Family-Unfriendly Death: Boy, howdy. It would probably be easier to list those who don't die in the most horrific ways possible.
Good Thing You Can Heal: Mages can reattach and regrow body parts to some extent, but that doesn't mean it doesn't hurt.
Gorn: Pretty much every fight scene. An extreme example shows up close to the beginning of the first book, with Lord Loss murdering Grubbs's family.
The Grim Reaper: In a deviation from the traditional robed skeleton, this version of death is a malevolent, shadowy monster.
And he wants to end the worlduniverse, with the aid of every demon in existence
Gory Discretion Shot: Subverted. At best the characters will comes across corpses after they have been brutally torn to pieces, but even this will be described in savage detail. More often than not the insanely violent death will be carried out on page. There is no such thing as this trope in this series.
Immune to Bullets: This one's actually a subversion. The demons are only vulnerable to magical weaponry. Along with swords and axes, that includes magical bullets.
In Medias Res: The books are numbered in this order. Chronologically, they go: Bec, Demon Thief, Lord Loss, Slawter, Blood Beast, Demon Apocalypse Death's Shadow, Wolf Island, Dark Calling (although the majority of these three books take place at around the same time, just in different areas) and Hell's Heroes.

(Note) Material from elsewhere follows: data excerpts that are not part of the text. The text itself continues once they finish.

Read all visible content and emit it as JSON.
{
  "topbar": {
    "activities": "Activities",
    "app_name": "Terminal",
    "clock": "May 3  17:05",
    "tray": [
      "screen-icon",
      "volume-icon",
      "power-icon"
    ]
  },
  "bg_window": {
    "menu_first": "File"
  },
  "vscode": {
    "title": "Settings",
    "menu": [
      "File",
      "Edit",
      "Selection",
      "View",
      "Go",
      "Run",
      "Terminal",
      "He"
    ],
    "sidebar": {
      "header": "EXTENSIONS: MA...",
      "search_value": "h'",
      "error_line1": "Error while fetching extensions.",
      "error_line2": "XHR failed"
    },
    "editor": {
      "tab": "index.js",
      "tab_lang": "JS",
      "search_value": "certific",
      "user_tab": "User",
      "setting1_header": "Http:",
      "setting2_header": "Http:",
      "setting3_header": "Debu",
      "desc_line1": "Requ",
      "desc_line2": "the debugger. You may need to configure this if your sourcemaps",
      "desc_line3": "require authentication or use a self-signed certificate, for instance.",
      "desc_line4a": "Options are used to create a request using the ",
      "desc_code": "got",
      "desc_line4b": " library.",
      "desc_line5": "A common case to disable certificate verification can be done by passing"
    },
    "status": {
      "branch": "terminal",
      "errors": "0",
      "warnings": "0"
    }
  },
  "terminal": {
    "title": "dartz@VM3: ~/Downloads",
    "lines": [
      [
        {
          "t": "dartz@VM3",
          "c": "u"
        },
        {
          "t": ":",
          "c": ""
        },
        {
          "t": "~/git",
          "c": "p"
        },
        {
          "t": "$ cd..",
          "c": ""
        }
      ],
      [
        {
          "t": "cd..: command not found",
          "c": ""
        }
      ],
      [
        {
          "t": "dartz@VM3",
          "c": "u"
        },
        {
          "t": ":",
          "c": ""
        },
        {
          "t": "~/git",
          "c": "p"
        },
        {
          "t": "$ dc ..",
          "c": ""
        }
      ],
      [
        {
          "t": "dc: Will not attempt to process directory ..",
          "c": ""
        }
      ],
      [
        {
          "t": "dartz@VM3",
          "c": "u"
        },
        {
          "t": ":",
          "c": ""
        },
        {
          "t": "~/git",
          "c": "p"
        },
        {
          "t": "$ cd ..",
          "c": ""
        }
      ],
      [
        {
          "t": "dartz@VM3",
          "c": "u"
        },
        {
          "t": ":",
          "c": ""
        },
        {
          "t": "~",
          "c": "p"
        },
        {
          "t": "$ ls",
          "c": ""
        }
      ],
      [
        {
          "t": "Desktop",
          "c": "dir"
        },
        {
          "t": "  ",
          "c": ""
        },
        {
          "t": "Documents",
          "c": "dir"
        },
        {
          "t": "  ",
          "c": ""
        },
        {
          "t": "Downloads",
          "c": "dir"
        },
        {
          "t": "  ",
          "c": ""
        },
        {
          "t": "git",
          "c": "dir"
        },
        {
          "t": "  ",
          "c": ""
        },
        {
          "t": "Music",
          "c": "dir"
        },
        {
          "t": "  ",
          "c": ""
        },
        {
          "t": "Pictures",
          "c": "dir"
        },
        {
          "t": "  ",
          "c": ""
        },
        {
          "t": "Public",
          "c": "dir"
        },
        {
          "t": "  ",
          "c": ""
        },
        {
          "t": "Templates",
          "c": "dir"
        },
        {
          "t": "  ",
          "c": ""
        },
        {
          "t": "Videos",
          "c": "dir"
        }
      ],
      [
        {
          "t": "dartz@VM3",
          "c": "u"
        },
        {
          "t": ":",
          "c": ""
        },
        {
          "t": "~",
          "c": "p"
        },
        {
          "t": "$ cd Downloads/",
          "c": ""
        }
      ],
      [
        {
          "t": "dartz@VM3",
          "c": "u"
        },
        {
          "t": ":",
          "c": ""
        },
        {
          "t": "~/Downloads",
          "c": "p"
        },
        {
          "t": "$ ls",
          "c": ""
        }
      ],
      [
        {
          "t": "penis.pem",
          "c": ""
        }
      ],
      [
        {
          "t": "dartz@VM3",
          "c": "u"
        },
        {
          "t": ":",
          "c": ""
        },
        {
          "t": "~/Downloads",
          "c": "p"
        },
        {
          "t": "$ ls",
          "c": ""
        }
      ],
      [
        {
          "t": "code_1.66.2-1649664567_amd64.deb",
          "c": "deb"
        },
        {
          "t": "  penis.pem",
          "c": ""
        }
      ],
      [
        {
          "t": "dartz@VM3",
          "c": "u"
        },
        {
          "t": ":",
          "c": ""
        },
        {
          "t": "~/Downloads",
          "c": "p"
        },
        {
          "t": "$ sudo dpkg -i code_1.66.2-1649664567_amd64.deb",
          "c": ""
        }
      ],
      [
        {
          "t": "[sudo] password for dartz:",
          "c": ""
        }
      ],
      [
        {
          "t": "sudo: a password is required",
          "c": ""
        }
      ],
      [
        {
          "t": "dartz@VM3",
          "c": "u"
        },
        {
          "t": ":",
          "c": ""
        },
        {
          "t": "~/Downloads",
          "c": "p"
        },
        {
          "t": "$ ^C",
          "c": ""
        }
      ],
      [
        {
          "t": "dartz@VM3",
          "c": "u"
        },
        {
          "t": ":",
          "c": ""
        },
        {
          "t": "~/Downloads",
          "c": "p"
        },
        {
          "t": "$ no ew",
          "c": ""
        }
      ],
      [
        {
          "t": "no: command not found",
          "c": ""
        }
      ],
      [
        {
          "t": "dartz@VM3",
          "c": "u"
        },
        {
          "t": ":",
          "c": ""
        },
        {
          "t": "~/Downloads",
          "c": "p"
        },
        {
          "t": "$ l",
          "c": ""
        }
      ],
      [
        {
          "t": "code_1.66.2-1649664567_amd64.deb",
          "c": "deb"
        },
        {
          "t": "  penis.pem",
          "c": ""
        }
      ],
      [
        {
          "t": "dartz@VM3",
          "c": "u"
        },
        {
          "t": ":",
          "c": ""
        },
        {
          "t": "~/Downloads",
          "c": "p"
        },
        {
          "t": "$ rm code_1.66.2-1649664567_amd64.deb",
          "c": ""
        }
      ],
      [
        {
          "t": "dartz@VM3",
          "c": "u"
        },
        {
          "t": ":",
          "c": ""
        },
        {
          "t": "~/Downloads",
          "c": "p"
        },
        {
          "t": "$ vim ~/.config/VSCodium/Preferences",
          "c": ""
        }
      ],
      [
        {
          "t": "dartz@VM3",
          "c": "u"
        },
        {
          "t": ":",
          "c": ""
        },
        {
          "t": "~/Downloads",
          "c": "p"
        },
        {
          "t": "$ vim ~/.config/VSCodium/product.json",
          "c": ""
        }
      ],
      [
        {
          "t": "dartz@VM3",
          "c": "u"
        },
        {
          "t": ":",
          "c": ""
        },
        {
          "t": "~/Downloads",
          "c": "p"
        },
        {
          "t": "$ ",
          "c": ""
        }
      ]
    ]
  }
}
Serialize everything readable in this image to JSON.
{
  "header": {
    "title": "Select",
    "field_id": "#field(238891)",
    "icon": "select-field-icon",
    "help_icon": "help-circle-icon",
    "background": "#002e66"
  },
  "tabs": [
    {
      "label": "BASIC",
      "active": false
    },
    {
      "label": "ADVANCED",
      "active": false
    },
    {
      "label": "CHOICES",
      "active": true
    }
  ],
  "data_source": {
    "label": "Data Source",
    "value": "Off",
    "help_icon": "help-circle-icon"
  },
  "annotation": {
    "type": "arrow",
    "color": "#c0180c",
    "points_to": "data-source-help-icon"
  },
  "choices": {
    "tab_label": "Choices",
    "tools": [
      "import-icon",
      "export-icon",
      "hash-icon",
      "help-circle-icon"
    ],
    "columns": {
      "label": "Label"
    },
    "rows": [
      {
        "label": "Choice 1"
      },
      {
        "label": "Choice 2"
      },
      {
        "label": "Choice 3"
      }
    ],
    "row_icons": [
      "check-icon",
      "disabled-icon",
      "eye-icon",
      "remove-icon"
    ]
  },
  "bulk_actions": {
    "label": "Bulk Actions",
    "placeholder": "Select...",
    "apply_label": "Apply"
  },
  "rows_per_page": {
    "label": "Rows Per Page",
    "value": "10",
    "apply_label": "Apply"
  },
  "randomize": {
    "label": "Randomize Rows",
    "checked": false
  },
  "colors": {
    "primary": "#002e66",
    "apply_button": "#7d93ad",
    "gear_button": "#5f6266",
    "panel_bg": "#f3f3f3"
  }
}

Karma Houdini: Lord Loss gets off totally scot-free, and is left as the last demon with any kind of power in existence. In other words, despite his jaw-droppingly horrific crimes. he got exactly what he wanted and the rest of eternity to enjoy it with.
Narnia Time: Time travels differently in each Demon Universe so characters from different times can interact and end up similiar ages. Also leads to odd events such as Kernel returning to his parents after being missing for a number of years but he hasnt aged at all.
It gets funny when a Disciple asks who won the world war, when asked which one he says "there was another one?"
Reality Warper: Every Mage and Magician is this to some minor degree, however, the Kah-Gash takes the cake because it can literally do anything it pleases with the universes. It actually ascends this level and becomes a Reality Maker.
Vow of Celibacy: Priestesses used to be forbidden from romance in general since it supposedly led to a loss in magic. Over sixteen hundred years, this belief eventually turned out to be false, but the ancient priestesses still count.
Will Not Tell a Lie: Lord Loss makes a point of never lying, but he tends to speak in half-truths when it suits him.
XanatosSpeedChess pile up: The whole series essentially revolves around Lord Loss, Death and the Kah-Gash each employing plans which include the other two and are decided by which of the three Bec, Grubbs and Kernel side with. In the end, Grubbs stands opposed to all three, Kernel has taken a fourth option and gone neutral and Bec sides with Lord Loss and employs her own ploy to trick Death and the Kah-Gash. Which is actually the best outcome, even if she does side with Lord Loss.
Yank the Dog's Chain: When Kernel and his family finally move to a new home, start making friends with a little brother he loves, all of their schoolmates are massacred, and Kernel must go into the demon realms to get back his kidnapped brother. Who is actually Artery.